1509
Almeida Wins the Battle of Diu
A second, decisive clash off Diu saw Almeida's smaller Portuguese fleet smash a Mamluk-Gujarati armada. The viceroy's guns redrew commercial geography: Venice's spice galleys faltered, Lisbon grew fat, and Islam lost its grip on the ocean that had been its economic lifeline for eight centuries. The victory established Portuguese naval supremacy for the rest of the century and foreshadowed the Mamluk Sultanate's fall eight years later.
Henry VIII Takes the English Throne
The seventeen-year-old Prince Henry Tudor succeeded his miserly father, tall and athletic and freshly married to his brother's widow, Catherine of Aragon. England celebrated a new golden age. No one guessed that this chivalric prince would one day smash the abbeys and behead two of his wives. His early reign earned him the papal title Defender of the Faith, an honor he kept even after breaking with Rome.
Portuguese First See Southern China
The captain Diogo Lopes de Sequeira reached Malacca and sent men east, reporting back to Lisbon that beyond lay the coast of a vast empire called Cathay, whose merchants wore silk and paid in silver. Portugal had not yet touched Chinese soil but was already calculating how to. The reports sparked a decades-long Portuguese effort to establish trade with the Ming, culminating in the lease of Macao.
Krishnadevaraya Crowned at Vijayanagara
A general of common birth named Krishnadevaraya ascended the throne of the vast Hindu kingdom of Vijayanagara in southern India. Scholar, poet, and warrior, he would repel the Deccan sultans, rebuild temple complexes, and preside over a court remembered for its elephants, ambassadors, and Telugu verse. His reign is remembered as a golden age of Telugu literature, and Hampi may have been the second-largest city in the world.
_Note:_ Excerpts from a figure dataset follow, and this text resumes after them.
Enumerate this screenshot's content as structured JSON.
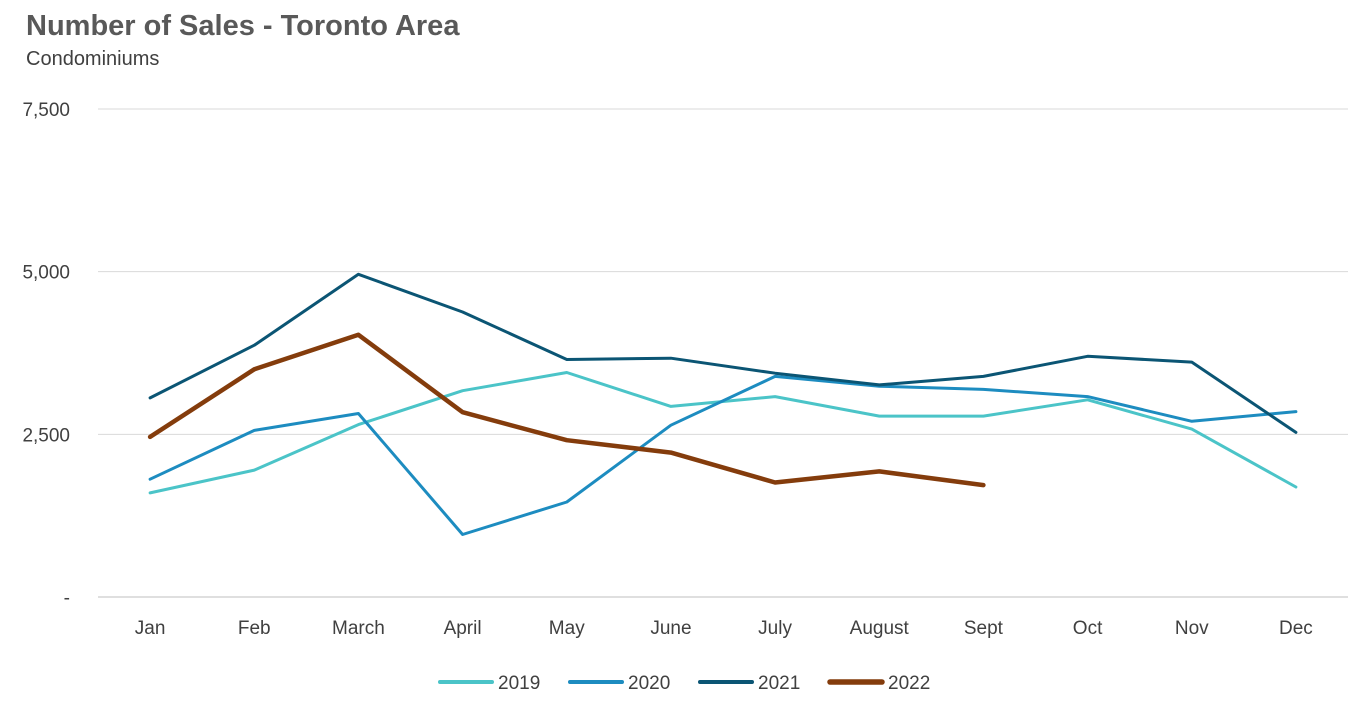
{
  "chart_data": {
    "type": "line",
    "title": "Number of Sales - Toronto Area",
    "subtitle": "Condominiums",
    "categories": [
      "Jan",
      "Feb",
      "March",
      "April",
      "May",
      "June",
      "July",
      "August",
      "Sept",
      "Oct",
      "Nov",
      "Dec"
    ],
    "y_tick_labels": [
      "-",
      "2,500",
      "5,000",
      "7,500"
    ],
    "y_ticks": [
      0,
      2500,
      5000,
      7500
    ],
    "ylim": [
      0,
      7500
    ],
    "grid": true,
    "legend_position": "bottom",
    "series": [
      {
        "name": "2019",
        "color": "#4BC4C8",
        "width": 3,
        "values": [
          1600,
          1950,
          2650,
          3170,
          3450,
          2930,
          3080,
          2780,
          2780,
          3030,
          2580,
          1690
        ]
      },
      {
        "name": "2020",
        "color": "#1D8CC0",
        "width": 3,
        "values": [
          1810,
          2560,
          2820,
          960,
          1460,
          2640,
          3390,
          3240,
          3190,
          3080,
          2700,
          2850
        ]
      },
      {
        "name": "2021",
        "color": "#0B5574",
        "width": 3,
        "values": [
          3060,
          3870,
          4960,
          4380,
          3650,
          3670,
          3440,
          3260,
          3390,
          3700,
          3610,
          2530
        ]
      },
      {
        "name": "2022",
        "color": "#843C0C",
        "width": 4.5,
        "values": [
          2460,
          3500,
          4030,
          2840,
          2410,
          2220,
          1760,
          1930,
          1720,
          null,
          null,
          null
        ]
      }
    ]
  }
}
French Shatter Venice at Agnadello
Louis XII's army broke the Venetian land forces near the village of Agnadello in a single afternoon. The Republic's mainland empire dissolved within weeks. Machiavelli, watching from Florence, drew lessons about the frailty of mercenaries that would surface years later in The Prince. Venice's diplomatic recovery demonstrated the Republic's extraordinary resilience, studied by political theorists for centuries afterward.
Erasmus Writes In Praise of Folly
Crossing the Alps to visit Thomas More in London, the Dutch humanist Erasmus composed a satirical oration in the voice of Folly herself, mocking monks, theologians, and pompous kings. Printed in Paris two years later, the book became the century's funniest bestseller and quietly undermined the Church. The dedication to Thomas More, whose surname punned with the Greek word for fool, reflected their deep humanist friendship.